Also, wer mich kennt, weiss, dass ich recht oft recht viel träume und mich oft recht gut daran erinnern kann. Der Traum, den ich heute Nacht hatte, war irgendwie richtig befreiend.
Der ging so:
Ah nein, zuerst muss ich euch noch mal in Erinnerung rufen, dass ich ja mal ein paar Jahre als Lehrerin gearbeitet habe. Mit kleinen Kindern, mit grossen Kindern, mit braven und auch mit nicht so braven. Und dann muss ich auch noch sagen, dass ich damit manchmal (eigentlich recht oft) nicht so gut zu recht kam. So.
Also, mein Traum ging so:
Irgendwie war ich als Schülerin (allerdings als erwachsene) in ein Schulzimmer gelangt. Wir hatten schon eine Lektion hinter uns und allen war klar, dass der Lehrer das ganz und gar nicht im Griff hatte. Alle machten, was sie wollten, warfen mit Papier-Bällchen herum, sangen, plauderten. Kurz und bündig: Ein Sau-Mais!
So, jetzt komme ich ins Spiel. Weil der Lehrer nach der Pause einfach nicht mehr zurück kehrte und ich mich als älteste im Raum irgendwie verantwortlich fühlte, hier ein bisschen Ordnung rein zu bringen, trat ich vor die Klasse. Erst da sah ich die Schüler... Es waren die schlimmsten Exemplare aus meiner Lehrerin-Karriere dabei. Die lautesten, frechsten, anstrengendsten aus sieben Jahren... Mammamia. Aber da waren auch noch viele andere liebe herzige. Und da war auch noch F., ein Koch aus dem Hotel, in dem ich ja auch noch gearbeitet habe. Allerdings in einer Mini-Ausgabe, was bei seiner Grösse eigentlich immer noch gross ist.... (wie der in meinen Traum gelangte, kann ich mir allerdings nicht so genau erklären...)

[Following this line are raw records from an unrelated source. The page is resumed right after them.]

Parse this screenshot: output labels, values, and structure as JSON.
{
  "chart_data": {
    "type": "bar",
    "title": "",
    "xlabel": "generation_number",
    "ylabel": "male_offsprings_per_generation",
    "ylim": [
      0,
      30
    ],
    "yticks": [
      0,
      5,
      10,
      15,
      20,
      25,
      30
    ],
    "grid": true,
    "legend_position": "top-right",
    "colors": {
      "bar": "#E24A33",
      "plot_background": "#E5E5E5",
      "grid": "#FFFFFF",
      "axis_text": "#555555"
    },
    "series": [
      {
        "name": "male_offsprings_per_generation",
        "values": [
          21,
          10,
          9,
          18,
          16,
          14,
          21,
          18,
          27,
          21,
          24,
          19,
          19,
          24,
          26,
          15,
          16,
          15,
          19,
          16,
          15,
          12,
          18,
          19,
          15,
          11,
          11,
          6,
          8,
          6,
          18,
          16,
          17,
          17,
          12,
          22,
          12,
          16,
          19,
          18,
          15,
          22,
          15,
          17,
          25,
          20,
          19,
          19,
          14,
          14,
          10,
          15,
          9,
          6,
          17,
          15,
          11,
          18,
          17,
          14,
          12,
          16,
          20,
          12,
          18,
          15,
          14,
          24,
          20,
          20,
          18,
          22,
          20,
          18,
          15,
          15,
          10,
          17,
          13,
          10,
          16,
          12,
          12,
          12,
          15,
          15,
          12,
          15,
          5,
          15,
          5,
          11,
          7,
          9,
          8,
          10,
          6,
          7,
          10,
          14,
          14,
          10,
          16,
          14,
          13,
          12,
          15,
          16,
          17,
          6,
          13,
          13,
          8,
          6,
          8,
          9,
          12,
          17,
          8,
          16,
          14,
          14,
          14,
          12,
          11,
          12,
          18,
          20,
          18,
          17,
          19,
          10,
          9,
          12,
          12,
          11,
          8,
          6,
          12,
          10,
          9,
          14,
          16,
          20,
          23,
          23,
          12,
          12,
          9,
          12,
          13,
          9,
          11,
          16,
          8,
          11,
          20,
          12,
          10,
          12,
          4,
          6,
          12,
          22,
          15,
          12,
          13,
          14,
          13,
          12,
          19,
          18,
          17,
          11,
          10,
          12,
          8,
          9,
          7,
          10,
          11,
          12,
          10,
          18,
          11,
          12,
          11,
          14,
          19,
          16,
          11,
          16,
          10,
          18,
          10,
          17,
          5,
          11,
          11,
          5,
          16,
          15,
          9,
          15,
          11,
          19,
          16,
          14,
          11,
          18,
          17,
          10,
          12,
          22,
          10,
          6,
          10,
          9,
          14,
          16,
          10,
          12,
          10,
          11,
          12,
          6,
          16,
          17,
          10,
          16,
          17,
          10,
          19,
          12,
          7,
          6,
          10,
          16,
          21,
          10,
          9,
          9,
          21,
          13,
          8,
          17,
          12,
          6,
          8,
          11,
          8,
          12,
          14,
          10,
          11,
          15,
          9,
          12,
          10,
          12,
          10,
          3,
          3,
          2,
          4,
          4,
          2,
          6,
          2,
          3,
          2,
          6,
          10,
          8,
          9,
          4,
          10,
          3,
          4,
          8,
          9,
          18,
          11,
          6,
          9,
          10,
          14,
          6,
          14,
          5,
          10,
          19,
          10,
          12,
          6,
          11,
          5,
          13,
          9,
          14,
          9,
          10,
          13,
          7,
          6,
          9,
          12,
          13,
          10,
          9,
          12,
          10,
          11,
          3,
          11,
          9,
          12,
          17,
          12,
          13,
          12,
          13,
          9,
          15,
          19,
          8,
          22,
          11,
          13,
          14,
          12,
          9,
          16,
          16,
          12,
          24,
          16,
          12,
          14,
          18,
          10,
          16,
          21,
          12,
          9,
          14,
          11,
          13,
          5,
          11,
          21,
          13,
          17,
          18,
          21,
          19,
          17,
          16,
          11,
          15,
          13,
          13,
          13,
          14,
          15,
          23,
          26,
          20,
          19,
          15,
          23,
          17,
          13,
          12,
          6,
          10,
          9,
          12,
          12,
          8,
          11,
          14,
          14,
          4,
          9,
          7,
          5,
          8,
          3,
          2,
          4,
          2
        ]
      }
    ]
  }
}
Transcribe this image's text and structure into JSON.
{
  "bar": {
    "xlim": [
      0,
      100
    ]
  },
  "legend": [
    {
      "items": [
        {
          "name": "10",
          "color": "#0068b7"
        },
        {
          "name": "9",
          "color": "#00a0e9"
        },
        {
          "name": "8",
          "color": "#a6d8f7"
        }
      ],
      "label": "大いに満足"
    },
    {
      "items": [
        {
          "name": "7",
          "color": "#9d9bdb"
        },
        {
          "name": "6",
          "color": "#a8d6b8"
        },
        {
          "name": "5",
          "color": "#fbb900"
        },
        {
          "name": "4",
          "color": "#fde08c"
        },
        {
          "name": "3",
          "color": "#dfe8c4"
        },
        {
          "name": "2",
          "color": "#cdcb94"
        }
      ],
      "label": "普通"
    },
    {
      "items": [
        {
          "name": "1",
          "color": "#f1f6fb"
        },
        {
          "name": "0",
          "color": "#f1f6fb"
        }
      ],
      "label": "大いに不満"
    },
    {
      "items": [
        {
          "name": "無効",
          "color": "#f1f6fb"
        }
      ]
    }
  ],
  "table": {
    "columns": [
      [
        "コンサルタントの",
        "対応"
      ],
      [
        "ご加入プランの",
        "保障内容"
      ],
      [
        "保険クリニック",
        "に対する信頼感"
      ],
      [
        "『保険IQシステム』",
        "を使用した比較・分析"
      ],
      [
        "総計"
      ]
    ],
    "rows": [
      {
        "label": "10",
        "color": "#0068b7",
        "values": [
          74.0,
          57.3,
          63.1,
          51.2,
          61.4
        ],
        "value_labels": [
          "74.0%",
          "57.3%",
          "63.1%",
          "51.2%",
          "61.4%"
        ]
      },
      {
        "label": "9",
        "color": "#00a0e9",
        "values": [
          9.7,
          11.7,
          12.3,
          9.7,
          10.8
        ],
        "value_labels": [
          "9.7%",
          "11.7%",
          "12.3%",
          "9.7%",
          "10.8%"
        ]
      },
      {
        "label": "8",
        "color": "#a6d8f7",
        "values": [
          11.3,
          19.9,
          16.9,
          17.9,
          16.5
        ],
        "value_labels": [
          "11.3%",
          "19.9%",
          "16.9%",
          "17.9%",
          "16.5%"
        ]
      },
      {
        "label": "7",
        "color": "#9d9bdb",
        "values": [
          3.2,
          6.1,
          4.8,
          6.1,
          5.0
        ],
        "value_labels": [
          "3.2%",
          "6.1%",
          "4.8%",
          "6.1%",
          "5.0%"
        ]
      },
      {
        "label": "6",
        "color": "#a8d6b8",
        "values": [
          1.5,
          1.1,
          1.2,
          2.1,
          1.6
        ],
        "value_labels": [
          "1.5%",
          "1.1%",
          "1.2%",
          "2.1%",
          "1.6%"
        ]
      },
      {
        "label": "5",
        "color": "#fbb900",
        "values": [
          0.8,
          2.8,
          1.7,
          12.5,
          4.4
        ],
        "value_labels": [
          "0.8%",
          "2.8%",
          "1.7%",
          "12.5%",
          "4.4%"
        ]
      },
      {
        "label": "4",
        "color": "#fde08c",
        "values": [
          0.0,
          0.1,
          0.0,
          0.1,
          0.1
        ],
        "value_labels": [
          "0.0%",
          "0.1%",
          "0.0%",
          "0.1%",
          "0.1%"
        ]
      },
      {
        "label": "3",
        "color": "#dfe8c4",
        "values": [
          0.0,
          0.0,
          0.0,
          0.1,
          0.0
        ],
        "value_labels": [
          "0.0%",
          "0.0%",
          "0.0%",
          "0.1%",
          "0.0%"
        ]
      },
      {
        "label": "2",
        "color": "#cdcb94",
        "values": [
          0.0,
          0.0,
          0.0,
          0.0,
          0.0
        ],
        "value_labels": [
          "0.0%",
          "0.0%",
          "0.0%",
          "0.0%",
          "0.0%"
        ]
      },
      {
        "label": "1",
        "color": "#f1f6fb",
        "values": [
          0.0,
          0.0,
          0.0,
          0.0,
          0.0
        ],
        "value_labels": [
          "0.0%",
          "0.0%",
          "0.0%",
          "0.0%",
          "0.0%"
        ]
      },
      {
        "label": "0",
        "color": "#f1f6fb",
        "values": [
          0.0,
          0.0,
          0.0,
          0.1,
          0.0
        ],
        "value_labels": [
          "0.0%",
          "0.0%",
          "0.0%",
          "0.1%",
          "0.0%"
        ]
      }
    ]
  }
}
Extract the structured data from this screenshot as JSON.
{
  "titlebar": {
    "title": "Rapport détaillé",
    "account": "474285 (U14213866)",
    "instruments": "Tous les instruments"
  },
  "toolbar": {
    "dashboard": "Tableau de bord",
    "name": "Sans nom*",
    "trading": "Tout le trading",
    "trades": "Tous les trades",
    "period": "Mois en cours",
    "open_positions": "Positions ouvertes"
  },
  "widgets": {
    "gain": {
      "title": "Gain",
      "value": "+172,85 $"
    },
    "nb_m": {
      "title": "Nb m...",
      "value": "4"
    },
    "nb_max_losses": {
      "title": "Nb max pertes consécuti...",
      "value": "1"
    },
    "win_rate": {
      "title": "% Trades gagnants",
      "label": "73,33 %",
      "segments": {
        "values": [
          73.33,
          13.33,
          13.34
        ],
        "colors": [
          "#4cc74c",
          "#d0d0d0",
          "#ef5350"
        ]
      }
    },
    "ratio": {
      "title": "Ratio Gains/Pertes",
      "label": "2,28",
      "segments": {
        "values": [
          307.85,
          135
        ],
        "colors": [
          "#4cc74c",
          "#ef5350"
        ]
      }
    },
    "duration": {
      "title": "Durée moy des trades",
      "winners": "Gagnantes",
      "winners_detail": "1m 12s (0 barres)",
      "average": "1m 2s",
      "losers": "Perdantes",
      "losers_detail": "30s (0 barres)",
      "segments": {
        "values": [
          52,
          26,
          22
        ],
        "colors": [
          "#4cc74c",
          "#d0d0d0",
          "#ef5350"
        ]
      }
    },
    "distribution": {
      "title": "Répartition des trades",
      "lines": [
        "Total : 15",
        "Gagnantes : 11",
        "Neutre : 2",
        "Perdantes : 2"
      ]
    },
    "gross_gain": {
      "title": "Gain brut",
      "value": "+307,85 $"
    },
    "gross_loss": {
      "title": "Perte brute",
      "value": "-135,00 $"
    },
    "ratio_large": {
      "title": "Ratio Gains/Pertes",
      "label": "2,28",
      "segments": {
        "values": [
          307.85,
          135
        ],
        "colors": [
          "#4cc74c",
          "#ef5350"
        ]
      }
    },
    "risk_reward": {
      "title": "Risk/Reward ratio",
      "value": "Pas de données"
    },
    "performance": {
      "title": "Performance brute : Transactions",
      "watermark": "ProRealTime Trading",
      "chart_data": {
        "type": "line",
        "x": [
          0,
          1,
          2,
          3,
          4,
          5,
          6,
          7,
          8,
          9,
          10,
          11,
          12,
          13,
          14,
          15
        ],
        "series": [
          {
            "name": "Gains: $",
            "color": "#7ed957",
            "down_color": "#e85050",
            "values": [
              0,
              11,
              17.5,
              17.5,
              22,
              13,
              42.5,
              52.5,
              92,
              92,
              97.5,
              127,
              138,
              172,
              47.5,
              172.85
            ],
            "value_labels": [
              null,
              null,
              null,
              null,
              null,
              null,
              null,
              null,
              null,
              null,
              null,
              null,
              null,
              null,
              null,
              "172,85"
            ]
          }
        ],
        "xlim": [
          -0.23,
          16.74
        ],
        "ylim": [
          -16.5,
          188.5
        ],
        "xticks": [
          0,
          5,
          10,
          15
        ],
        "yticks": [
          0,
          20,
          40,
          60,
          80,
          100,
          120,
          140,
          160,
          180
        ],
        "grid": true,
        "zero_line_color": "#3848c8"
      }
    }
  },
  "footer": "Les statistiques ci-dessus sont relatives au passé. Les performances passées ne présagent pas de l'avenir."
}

Alles noch klar so weit? Da stand ich also vor diesem Sau-Haufen und fiel schon fast wieder in mein altes Muster. Aber dann blieb ich einfach cool und ruhig (schliesslich war das ja nicht MEINE Klasse) und ich schaffte es tatsächlich, die Klasse ruhig zu kriegen und Ordnung zu machen. Die Rivella-Flaschen (keine Ahnung warum Rivella) wurden von den Bänken eingesammelt, die Papier-Bällchen entsorgt und alle setzten sich gerade hin und hörten mir zu. Great.
Dann kam endlich der Lehrer (er sah ein bisschen aus wie Dieter Moor - von dem habe ich gestern ein Buch angeschaut...) rein und traute seinen Augen nicht. Ich übergab ihm die Klasse und schon bald ging es weiter wie vorher. Einige der älteren Schüler hatten sich ein Mikrophon geschnappt und sangen lauthals den Anfang von "Hier kommt Alex". Als ehemaliger Toten-Hosen-Fan konnte ich natürlich mitsingen, was ich auch tat. Doch der Refrain war dann ganz gemein gegen den Lehrer gerichtet. Und was tat ich? Ich, die Heldin, die ich sah, dass der Dieter-Moor-Lehrer nass geschwitzt vor der Klasse stand und sich nicht mehr rühren konnte? Ich zog den Mic-Stecker raus, schaltete die Anlage aus und setzte mich zwischen die Aufmüpfigen, erzählte ihnen etwas (aus meiner grossen Lebenserfahrung...) bis sie ruhig waren und sonnte mich in der Anerkennung des ganzen Schulzimmers.
Ich glaube, so gut habe ich mich schon lange nicht mehr gefühlt. Es scheint, dass ich Frieden mit meinen allerersten Schülern geschlossen habe. Jenoe und Matthias, ich wünsche euch alles Gute.